Lei si è appena laureata in economia. Lui insegna all’università, e ha quasi vent’anni in più. Sarà l’enorme differenza a far funzionare anche in questo caso il cliché del professore che se l’intende con l’allieva? Forse, e si direbbe che la cosa funzioni anche niente male, se lei è disposta a raggiungerlo nel cuore della notte, presso quel condominio disabitato e a tirare tardi nel suo letto, ben sapendo che le rimarranno poche ore di sonno prima di doversi svegliare, a casa sua, per andare a iniziare il turno al Reykjavík Café. Dove si ritrovano anche altre persone - donne in particolare - che hanno qualcosa da dimenticare - o da raccontare, se solo ne avessero il coraggio, o se ci fosse qualcuno ad ascoltarle: - c’è Mía, ad esempio, che ha appena traslocato in un nuovo appartamento, ancora stipato di scatoloni: l’annuncio immobiliare diceva “intimo”, e lei ha scoperto troppo tardi che con quel termine si intendeva “piccolo, angusto e con un odore sospetto”...
Hai voglia di dire che ’sti gialli scandinavi sono tutti uguali. Che in fin dei conti è solo una moda come un’altra e tra un paio d’anni non se ne parla più. La verità è che quando sono belli e ben scritti - come in questo caso, anche se di giallo c’è poco o niente - è impossibile resistere.

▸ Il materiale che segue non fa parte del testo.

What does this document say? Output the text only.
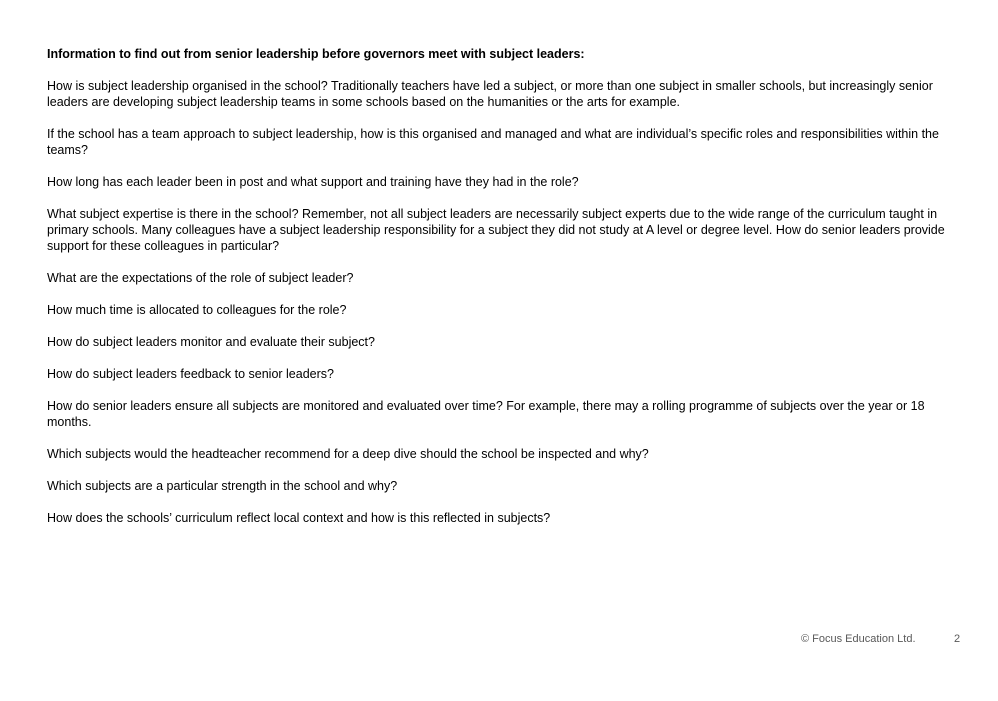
Information to find out from senior leadership before governors meet with subject leaders:

How is subject leadership organised in the school? Traditionally teachers have led a subject, or more than one subject in smaller schools, but increasingly senior leaders are developing subject leadership teams in some schools based on the humanities or the arts for example.

If the school has a team approach to subject leadership, how is this organised and managed and what are individual’s specific roles and responsibilities within the teams?

How long has each leader been in post and what support and training have they had in the role?

What subject expertise is there in the school? Remember, not all subject leaders are necessarily subject experts due to the wide range of the curriculum taught in primary schools. Many colleagues have a subject leadership responsibility for a subject they did not study at A level or degree level. How do senior leaders provide support for these colleagues in particular?

What are the expectations of the role of subject leader?

How much time is allocated to colleagues for the role?

How do subject leaders monitor and evaluate their subject?

How do subject leaders feedback to senior leaders?

How do senior leaders ensure all subjects are monitored and evaluated over time? For example, there may a rolling programme of subjects over the year or 18 months.

Which subjects would the headteacher recommend for a deep dive should the school be inspected and why?

Which subjects are a particular strength in the school and why?

How does the schools’ curriculum reflect local context and how is this reflected in subjects?

© Focus Education Ltd.	2
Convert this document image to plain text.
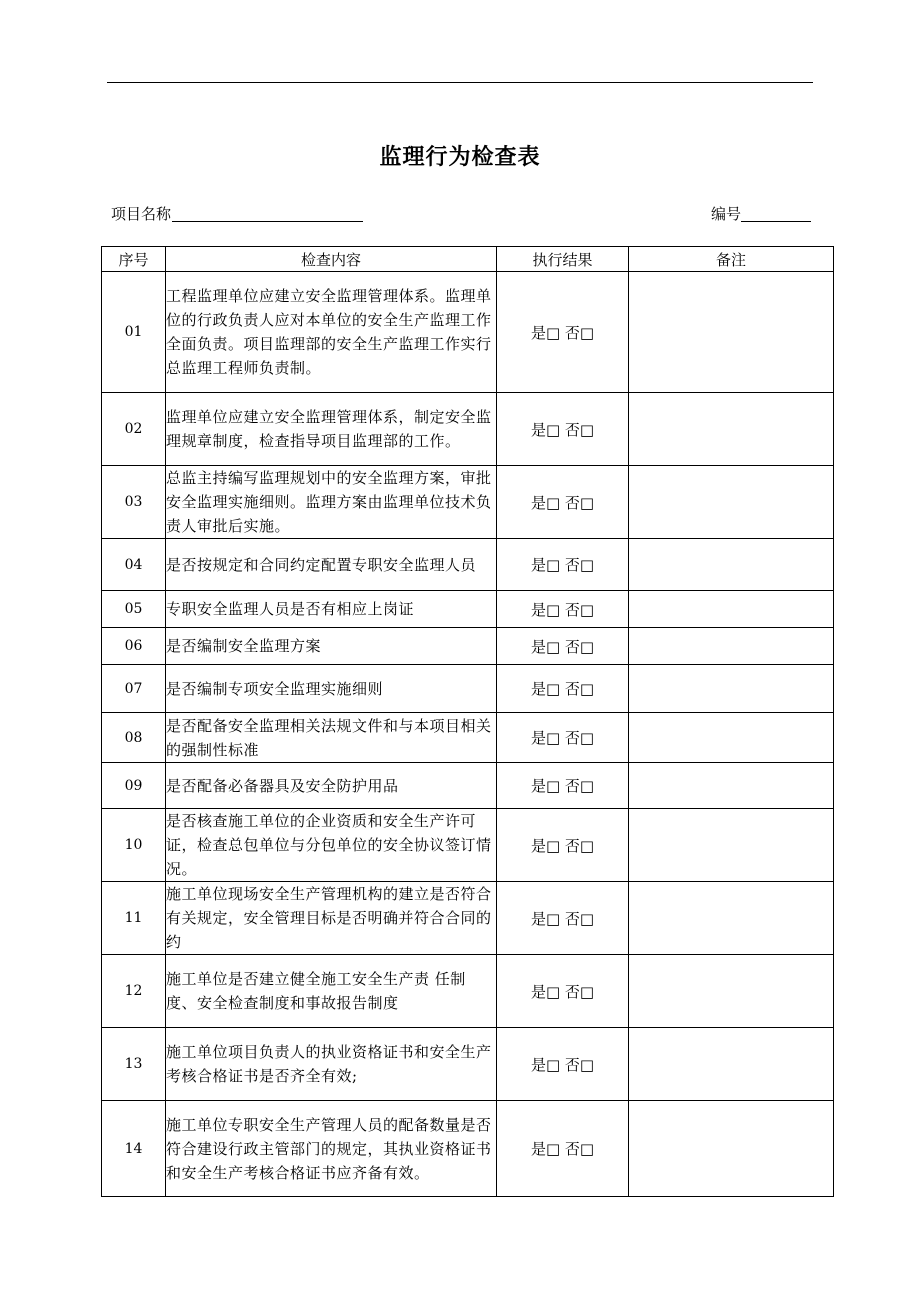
监理行为检查表
项目名称	编号
序号	检查内容	执行结果	备注
01	工程监理单位应建立安全监理管理体系。监理单位的行政负责人应对本单位的安全生产监理工作全面负责。项目监理部的安全生产监理工作实行总监理工程师负责制。	是□ 否□	
02	监理单位应建立安全监理管理体系，制定安全监理规章制度，检查指导项目监理部的工作。	是□ 否□	
03	总监主持编写监理规划中的安全监理方案，审批安全监理实施细则。监理方案由监理单位技术负责人审批后实施。	是□ 否□	
04	是否按规定和合同约定配置专职安全监理人员	是□ 否□	
05	专职安全监理人员是否有相应上岗证	是□ 否□	
06	是否编制安全监理方案	是□ 否□	
07	是否编制专项安全监理实施细则	是□ 否□	
08	是否配备安全监理相关法规文件和与本项目相关的强制性标准	是□ 否□	
09	是否配备必备器具及安全防护用品	是□ 否□	
10	是否核查施工单位的企业资质和安全生产许可证，检查总包单位与分包单位的安全协议签订情况。	是□ 否□	
11	施工单位现场安全生产管理机构的建立是否符合有关规定，安全管理目标是否明确并符合合同的约	是□ 否□	
12	施工单位是否建立健全施工安全生产责 任制度、安全检查制度和事故报告制度	是□ 否□	
13	施工单位项目负责人的执业资格证书和安全生产考核合格证书是否齐全有效;	是□ 否□	
14	施工单位专职安全生产管理人员的配备数量是否符合建设行政主管部门的规定，其执业资格证书和安全生产考核合格证书应齐备有效。	是□ 否□	
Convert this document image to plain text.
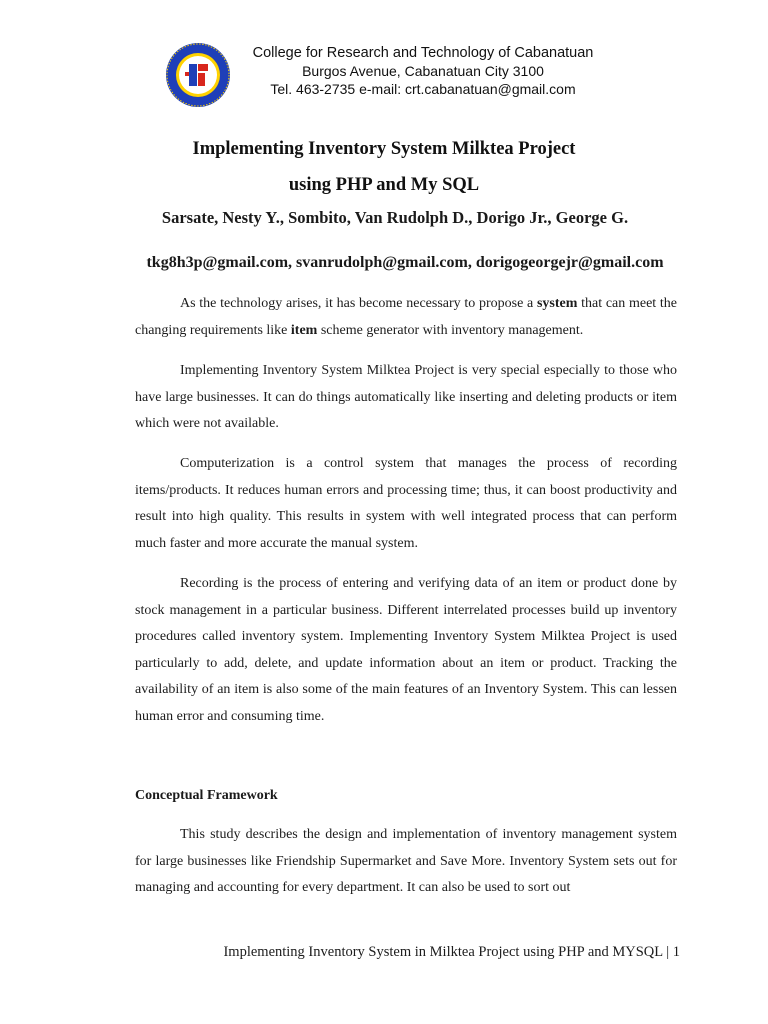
College for Research and Technology of Cabanatuan
Burgos Avenue, Cabanatuan City 3100
Tel. 463-2735 e-mail: crt.cabanatuan@gmail.com
Implementing Inventory System Milktea Project
using PHP and My SQL
Sarsate, Nesty Y., Sombito, Van Rudolph D., Dorigo Jr., George G.
tkg8h3p@gmail.com, svanrudolph@gmail.com, dorigogeorgejr@gmail.com

As the technology arises, it has become necessary to propose a system that can meet the changing requirements like item scheme generator with inventory management.

Implementing Inventory System Milktea Project is very special especially to those who have large businesses. It can do things automatically like inserting and deleting products or item which were not available.

Computerization is a control system that manages the process of recording items/products. It reduces human errors and processing time; thus, it can boost productivity and result into high quality. This results in system with well integrated process that can perform much faster and more accurate the manual system.

Recording is the process of entering and verifying data of an item or product done by stock management in a particular business. Different interrelated processes build up inventory procedures called inventory system. Implementing Inventory System Milktea Project is used particularly to add, delete, and update information about an item or product. Tracking the availability of an item is also some of the main features of an Inventory System. This can lessen human error and consuming time.

Conceptual Framework

This study describes the design and implementation of inventory management system for large businesses like Friendship Supermarket and Save More. Inventory System sets out for managing and accounting for every department. It can also be used to sort out

Implementing Inventory System in Milktea Project using PHP and MYSQL | 1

L’atmosfera del bar-isola immerso nel mare dell’inverno islandese - buio e dall’aria immobile come in un sogno natalizio - è avviluppante e lo stile dell’autrice, giornalista esordiente in narrativa, ma con le idee già ben chiare, cattura l’attenzione e ispira simpatia, anche con piccole cose come la “stempiatura a forma di logo di McDonald’s”, o la riflessione sulla differenza nello scorrere del tempo fra ubriachi e sobri. Hervör, Mía, Silja, Karen, quattro donne e quattromila storie di irrisolutezza legata a una ricerca dell’amore determinata ed estenuante, ci rafforzano nella convinzione: sentiremo ancora parlare del romanzo scandinavo. Molto, molto a lungo.
S. Jónsdóttir, Reykjavík Café, ed. Sonzogno, 2015.